At first I was able to deal with his work schedule but after a few years be became old and I started asking him to make time for us, let me know if he is going to be working late. He has tried to do this but it has only lasted a few weeks then it's back to the same old crap, no calls never knowing when and if he will be home and breaking plans with me of showing up late when we had plans. It made me so angry that we stopped almost all communication and only talked when we had to. I began to feel that I was no longer important any more and I did't matter.

A few months ago, I told him that I wanted a separation. I told him that I was to the point that I was too angry all the time and I could not live like this. I told him this during a long weekend and he didn't have to work. After I told him I wanted out we ended up having a wonderful weekend and it felt like we were connecting again. I asked him if he would go to IC and he agreed. I agreed to put off the separation and see where it goes. He made the appointment but, he never went. He made excuses that he didn't have time. In his defense, he did pick up a very large and very time consuming job that lasted a few more months then expected but he landed the job because the house needed a new roof. Him not making the time for IC, but he could golf once a week was the last straw and about a month later I moved out. 

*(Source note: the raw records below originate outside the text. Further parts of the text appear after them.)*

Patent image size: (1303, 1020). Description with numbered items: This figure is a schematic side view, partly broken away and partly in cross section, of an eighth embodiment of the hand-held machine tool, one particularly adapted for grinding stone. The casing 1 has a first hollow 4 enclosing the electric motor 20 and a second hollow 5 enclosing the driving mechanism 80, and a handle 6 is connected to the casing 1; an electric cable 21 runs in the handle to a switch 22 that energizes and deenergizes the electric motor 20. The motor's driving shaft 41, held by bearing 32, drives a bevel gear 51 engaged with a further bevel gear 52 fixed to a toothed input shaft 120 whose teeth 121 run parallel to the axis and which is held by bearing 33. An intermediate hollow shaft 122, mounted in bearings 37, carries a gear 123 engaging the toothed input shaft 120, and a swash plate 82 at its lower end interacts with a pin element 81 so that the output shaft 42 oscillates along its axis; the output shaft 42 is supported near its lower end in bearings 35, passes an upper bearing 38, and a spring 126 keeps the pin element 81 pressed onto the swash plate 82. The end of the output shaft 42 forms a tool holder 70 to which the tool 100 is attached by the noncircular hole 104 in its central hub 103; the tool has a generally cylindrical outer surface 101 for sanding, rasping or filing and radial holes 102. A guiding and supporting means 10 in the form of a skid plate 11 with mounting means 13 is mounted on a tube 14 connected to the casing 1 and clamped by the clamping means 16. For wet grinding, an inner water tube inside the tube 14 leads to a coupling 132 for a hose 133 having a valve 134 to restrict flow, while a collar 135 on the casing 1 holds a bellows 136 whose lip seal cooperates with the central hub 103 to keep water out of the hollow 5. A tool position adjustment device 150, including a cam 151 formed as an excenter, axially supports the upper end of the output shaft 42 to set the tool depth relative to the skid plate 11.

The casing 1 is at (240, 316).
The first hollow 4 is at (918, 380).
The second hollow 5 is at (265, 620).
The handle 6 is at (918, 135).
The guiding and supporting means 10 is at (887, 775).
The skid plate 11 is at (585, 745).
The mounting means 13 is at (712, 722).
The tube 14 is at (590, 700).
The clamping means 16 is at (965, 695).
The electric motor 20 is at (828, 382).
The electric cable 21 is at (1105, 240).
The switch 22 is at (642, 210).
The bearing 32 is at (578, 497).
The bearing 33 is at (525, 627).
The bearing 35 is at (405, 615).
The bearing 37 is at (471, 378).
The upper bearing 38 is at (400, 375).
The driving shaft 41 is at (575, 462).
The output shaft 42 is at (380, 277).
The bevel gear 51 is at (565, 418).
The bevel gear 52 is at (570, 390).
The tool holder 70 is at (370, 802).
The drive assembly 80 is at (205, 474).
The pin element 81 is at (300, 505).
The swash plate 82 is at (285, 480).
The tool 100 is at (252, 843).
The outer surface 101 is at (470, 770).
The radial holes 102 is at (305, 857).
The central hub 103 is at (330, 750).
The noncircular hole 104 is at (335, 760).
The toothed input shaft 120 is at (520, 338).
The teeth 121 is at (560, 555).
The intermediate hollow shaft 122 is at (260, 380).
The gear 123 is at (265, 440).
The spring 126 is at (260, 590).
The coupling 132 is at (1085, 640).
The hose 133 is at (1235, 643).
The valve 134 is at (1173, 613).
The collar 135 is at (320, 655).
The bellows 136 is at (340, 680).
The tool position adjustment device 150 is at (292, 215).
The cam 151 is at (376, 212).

I've been living away from him since September 28th and I miss him like crazy. I left because he would not wake up and make out marriage a priority. Since I left he has landed a full time job where he is making more money and does not have to work so much. We make plans to be together 2/3 days a week. I've slept over his house and he has slept over mine. Sometimes he comes over and I cook and other times we go to the movies, dinner or just hang out. He has almost always shows up on time and has never blown be off. The one time he was late he called to let me know. I know that I an in love with him and that has never changed. I want to be able to have the wonderful relationship that we once had. He has agreed to see a MC. We go to the 1st appt this Monday. 

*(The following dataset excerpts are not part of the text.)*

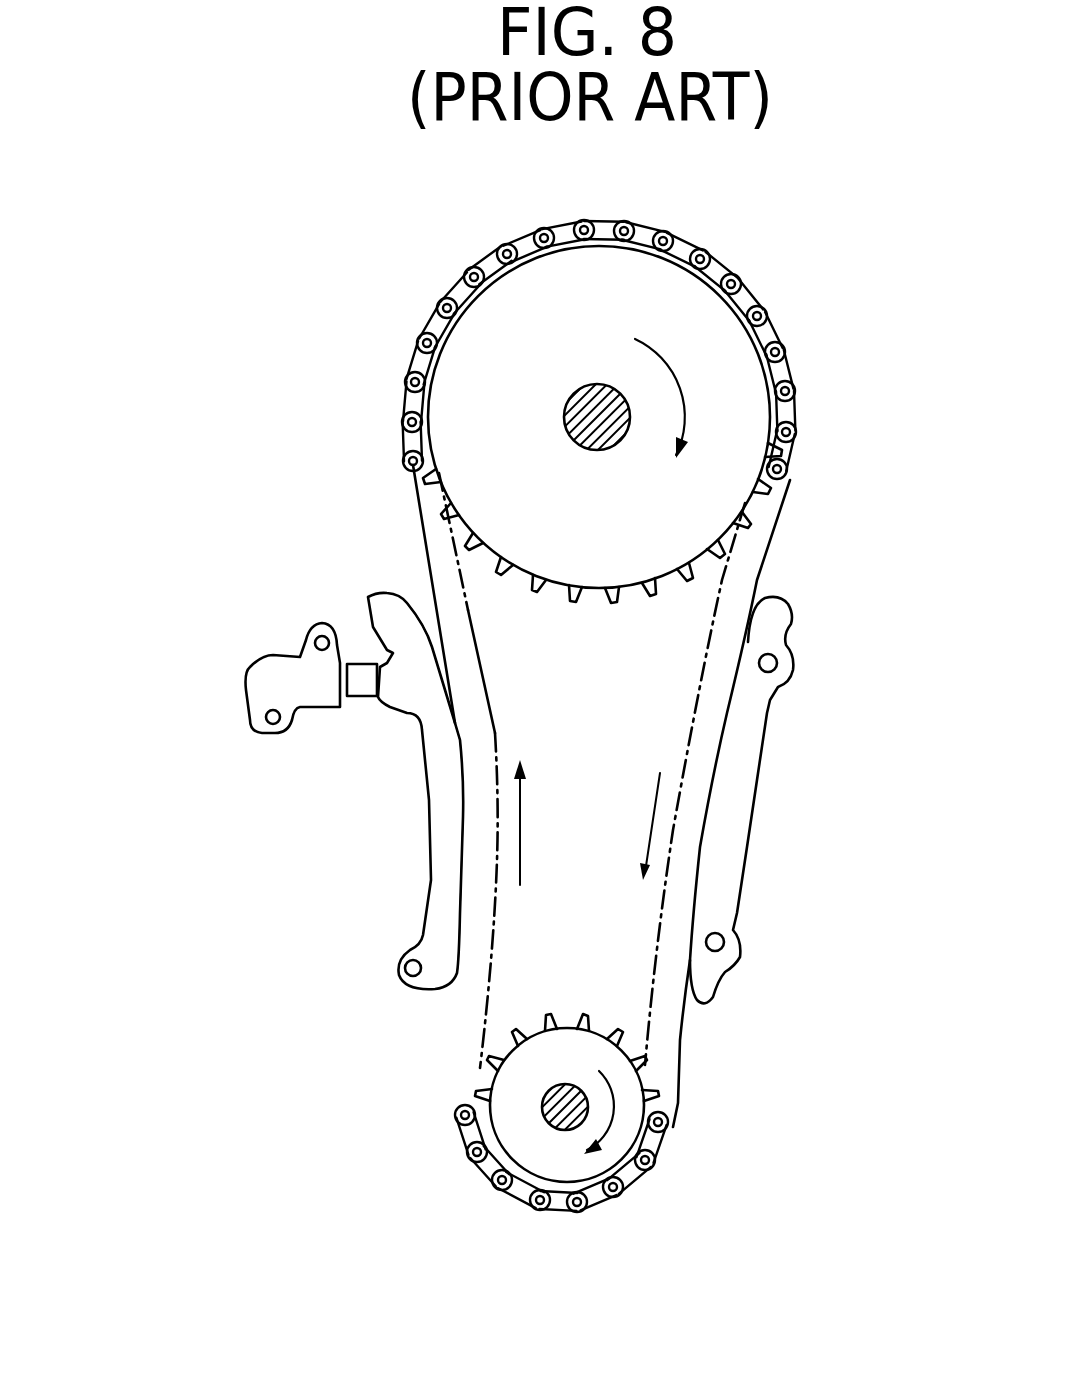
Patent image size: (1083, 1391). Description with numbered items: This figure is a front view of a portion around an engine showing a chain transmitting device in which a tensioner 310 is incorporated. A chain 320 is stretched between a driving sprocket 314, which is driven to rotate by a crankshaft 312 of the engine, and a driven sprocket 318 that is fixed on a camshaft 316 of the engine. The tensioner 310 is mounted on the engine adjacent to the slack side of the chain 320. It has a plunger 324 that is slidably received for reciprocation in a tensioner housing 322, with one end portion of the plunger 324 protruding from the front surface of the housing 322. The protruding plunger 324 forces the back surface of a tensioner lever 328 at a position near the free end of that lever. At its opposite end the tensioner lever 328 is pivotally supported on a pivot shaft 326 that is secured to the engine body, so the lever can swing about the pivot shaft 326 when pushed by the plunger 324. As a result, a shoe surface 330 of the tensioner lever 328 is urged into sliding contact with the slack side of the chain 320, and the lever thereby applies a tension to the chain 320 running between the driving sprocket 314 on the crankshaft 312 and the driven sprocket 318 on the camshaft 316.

The tensioner 310 is at (341, 756).
The crankshaft 312 is at (542, 1106).
The driving sprocket 314 is at (540, 1160).
The camshaft 316 is at (563, 410).
The driven sprocket 318 is at (490, 320).
The chain 320 is at (752, 298).
The tensioner housing 322 is at (262, 683).
The plunger 324 is at (365, 672).
The pivot shaft 326 is at (407, 968).
The tensioner lever 328 is at (420, 791).
The shoe surface 330 is at (463, 753).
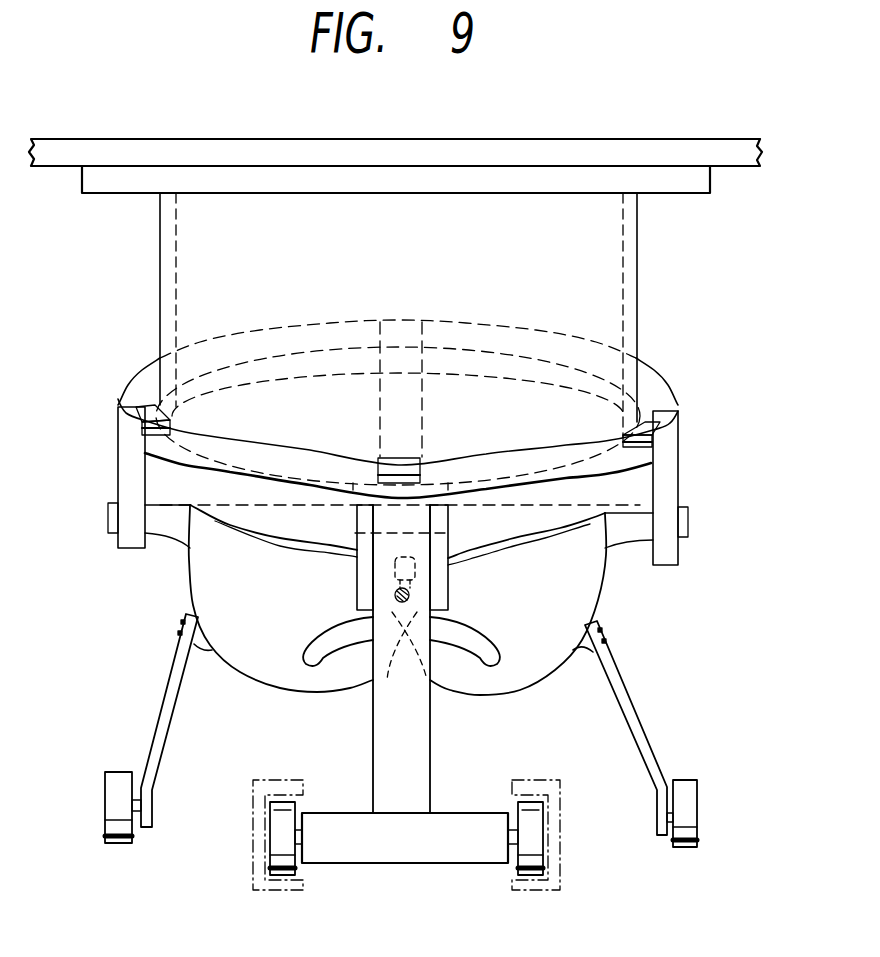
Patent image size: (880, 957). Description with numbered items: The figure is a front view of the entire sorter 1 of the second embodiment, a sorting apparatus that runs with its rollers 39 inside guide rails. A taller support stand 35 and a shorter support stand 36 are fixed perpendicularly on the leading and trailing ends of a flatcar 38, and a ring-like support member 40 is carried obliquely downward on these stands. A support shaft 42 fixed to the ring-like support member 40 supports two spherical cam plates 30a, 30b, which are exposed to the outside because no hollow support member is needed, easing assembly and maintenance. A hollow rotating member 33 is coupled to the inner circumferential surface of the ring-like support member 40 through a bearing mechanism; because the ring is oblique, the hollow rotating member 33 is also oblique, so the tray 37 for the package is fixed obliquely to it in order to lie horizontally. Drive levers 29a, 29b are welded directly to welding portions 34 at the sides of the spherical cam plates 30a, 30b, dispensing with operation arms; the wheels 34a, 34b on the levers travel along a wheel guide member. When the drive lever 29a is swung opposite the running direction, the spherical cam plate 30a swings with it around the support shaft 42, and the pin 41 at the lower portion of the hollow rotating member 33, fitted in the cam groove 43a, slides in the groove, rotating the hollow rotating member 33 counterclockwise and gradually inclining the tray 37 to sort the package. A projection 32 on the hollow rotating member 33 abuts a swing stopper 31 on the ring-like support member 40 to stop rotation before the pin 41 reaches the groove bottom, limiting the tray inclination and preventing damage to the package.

The sorter 1 is at (147, 250).
The drive lever 29a is at (633, 700).
The drive lever 29b is at (172, 670).
The spherical cam plate 30a is at (570, 589).
The spherical cam plate 30b is at (207, 582).
The swing stopper 31 is at (643, 424).
The projection 32 is at (406, 466).
The hollow rotating member 33 is at (597, 254).
The welding portion 34 is at (202, 645).
The wheel 34a is at (688, 782).
The wheel 34b is at (118, 782).
The support stand 35 is at (416, 320).
The support stand 36 is at (392, 732).
The tray 37 is at (678, 148).
The flatcar 38 is at (353, 864).
The roller 39 is at (285, 862).
The ring-like support member 40 is at (120, 438).
The pin 41 is at (446, 596).
The support shaft 42 is at (645, 528).
The cam groove 43a is at (485, 658).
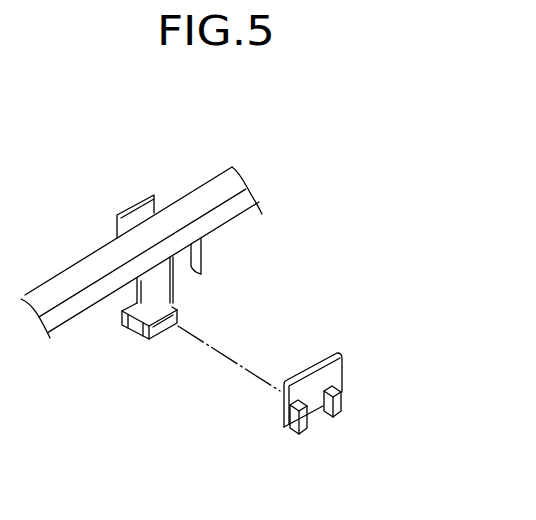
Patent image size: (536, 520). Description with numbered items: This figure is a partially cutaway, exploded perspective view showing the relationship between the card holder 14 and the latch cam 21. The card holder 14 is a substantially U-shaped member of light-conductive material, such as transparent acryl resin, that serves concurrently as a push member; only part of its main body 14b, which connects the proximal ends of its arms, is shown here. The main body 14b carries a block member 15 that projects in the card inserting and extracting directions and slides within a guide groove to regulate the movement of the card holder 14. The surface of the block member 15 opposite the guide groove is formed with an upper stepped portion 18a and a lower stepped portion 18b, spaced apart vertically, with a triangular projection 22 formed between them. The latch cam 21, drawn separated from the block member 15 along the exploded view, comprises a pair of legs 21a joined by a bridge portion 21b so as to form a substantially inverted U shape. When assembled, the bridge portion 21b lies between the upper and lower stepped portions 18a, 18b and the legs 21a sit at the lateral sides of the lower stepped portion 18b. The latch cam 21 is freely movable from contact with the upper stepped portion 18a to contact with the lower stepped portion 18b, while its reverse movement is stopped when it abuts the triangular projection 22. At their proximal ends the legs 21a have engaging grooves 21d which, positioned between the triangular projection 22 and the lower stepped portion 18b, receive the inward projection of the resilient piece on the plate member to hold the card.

The card holder 14 is at (247, 288).
The main body 14b is at (200, 206).
The triangular projection 22 is at (153, 263).
The upper stepped portion 18a is at (207, 260).
The lower stepped portion 18b is at (178, 302).
The block member 15 is at (121, 327).
The latch cam 21 is at (277, 393).
The bridge portion 21b is at (340, 366).
The legs 21a is at (345, 408).
The engaging grooves 21d is at (339, 393).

He has told me a ton of times that he didn't want me to leave and that I am welcome back anytime and that he loves me.

To make this even more complicated, my 21yr old daughter move with me. My husband and my daughter never got along. they are like oil and water. If I had it my way, I would have move back and said how sorry I was for being so rash. But now I have to contend with my adult child. She does not make enough money to live on her own and her boyfriend has some issue that are preventing him from working (whatever). She does not want to live with him and it might sound terrible, but I don't think I want her there either.


----------



## EleGirl (Dec 3, 2011)

Put your marriage first. It sounds like the separation has been good for your relationship. If you don't make the move back now you might lose that window. I wish you a lot of luck in putting it all back together again.

As for your daughter. She's an adult. Do not structure your life around her. If you do the message is that see is helpless and cannot take care of herself.

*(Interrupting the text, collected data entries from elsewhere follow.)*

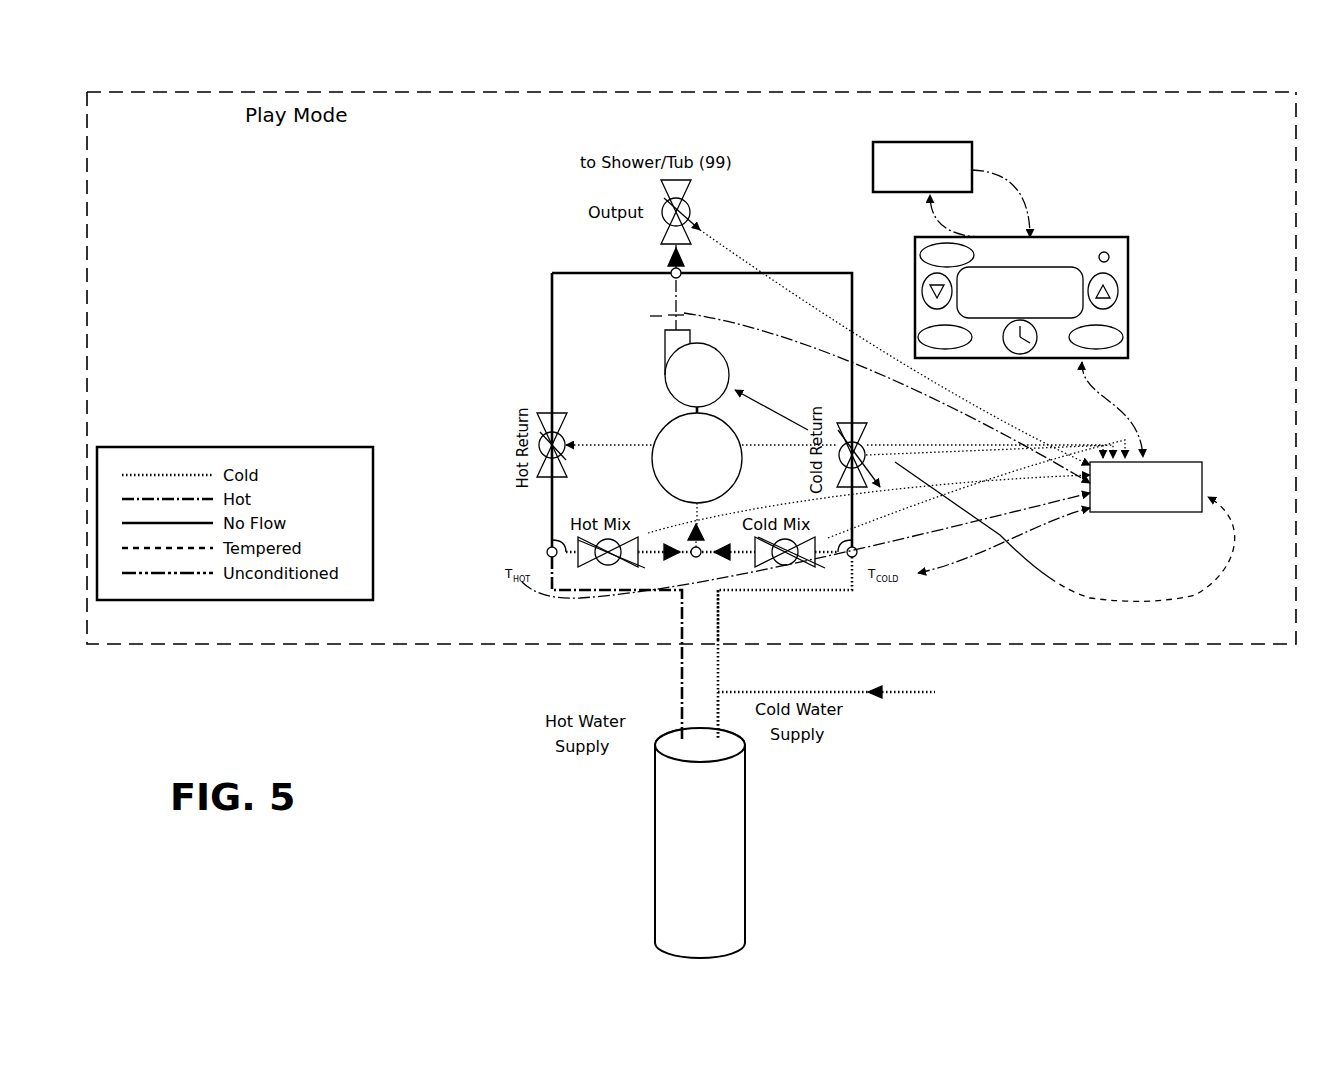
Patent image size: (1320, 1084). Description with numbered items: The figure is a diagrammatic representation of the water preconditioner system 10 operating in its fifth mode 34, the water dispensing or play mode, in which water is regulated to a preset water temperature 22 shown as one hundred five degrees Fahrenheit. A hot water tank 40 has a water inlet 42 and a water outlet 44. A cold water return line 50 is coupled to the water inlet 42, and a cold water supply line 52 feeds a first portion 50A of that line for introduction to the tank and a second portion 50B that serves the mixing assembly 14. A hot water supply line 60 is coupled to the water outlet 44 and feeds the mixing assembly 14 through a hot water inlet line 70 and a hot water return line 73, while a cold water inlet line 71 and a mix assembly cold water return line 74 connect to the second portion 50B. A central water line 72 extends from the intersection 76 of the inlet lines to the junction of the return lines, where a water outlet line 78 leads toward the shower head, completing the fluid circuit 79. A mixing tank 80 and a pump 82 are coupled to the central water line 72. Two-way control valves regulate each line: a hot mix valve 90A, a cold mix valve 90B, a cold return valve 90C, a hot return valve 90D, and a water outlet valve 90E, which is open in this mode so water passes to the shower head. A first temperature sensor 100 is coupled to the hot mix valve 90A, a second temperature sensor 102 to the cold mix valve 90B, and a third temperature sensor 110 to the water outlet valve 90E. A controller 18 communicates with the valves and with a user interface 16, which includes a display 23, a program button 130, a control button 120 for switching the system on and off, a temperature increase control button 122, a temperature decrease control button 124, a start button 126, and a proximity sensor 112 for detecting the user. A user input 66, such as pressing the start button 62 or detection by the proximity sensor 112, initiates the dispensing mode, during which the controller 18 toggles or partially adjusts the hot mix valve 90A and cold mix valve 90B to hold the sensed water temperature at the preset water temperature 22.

The water preconditioner system 10 is at (702, 343).
The fifth mode 34 is at (1243, 75).
The mixing assembly 14 is at (612, 384).
The user input 66 is at (1051, 274).
The hot water return line 73 is at (552, 278).
The fluid circuit 79 is at (530, 307).
The mix assembly cold water return line 74 is at (808, 272).
The central water line 72 is at (685, 298).
The water outlet line 78 is at (665, 258).
The third temperature sensor 110 is at (646, 211).
The water outlet valve 90E is at (650, 186).
The pump 82 is at (665, 362).
The mixing tank 80 is at (660, 440).
The hot return valve 90D is at (537, 420).
The cold return valve 90C is at (866, 445).
The hot mix valve 90A is at (560, 572).
The cold mix valve 90B is at (790, 567).
The first temperature sensor 100 is at (578, 540).
The hot water inlet line 70 is at (547, 543).
The cold water inlet line 71 is at (862, 540).
The intersection 76 is at (694, 560).
The second temperature sensor 102 is at (740, 595).
The second portion of the cold water return line 50B is at (740, 605).
The hot water supply line 60 is at (680, 682).
The cold water return line 50 is at (720, 655).
The cold water supply line 52 is at (820, 692).
The first portion of the cold water return line 50A is at (720, 715).
The water outlet 44 is at (665, 748).
The water inlet 42 is at (740, 748).
The hot water tank 40 is at (704, 843).
The program button 130 is at (918, 255).
The display 23 is at (1029, 250).
The preset water temperature 22 is at (1058, 272).
The proximity sensor 112 is at (1104, 250).
The temperature increase control button 122 is at (1115, 283).
The user interface 16 is at (1033, 291).
The control button 120 is at (1122, 337).
The temperature decrease control button 124 is at (920, 298).
The start button 62 is at (947, 350).
The start button 126 is at (1022, 355).
The controller 18 is at (1180, 460).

It sounds like she has job. Is she working full time? If now she needs to get a job or get into school to get a skill. there are student loans etc. 

If she is truely in need she can come stay at your house (it very big after all) and she can act like a mature adult and be respectful of your husband.

She can join the job core. They have free education and free housing. She can join the military. 

Basically there are plenty of things that a 21 year old can do and should do.

All you are doing right now is enableing her to be the least she can be... a dependent child.


----------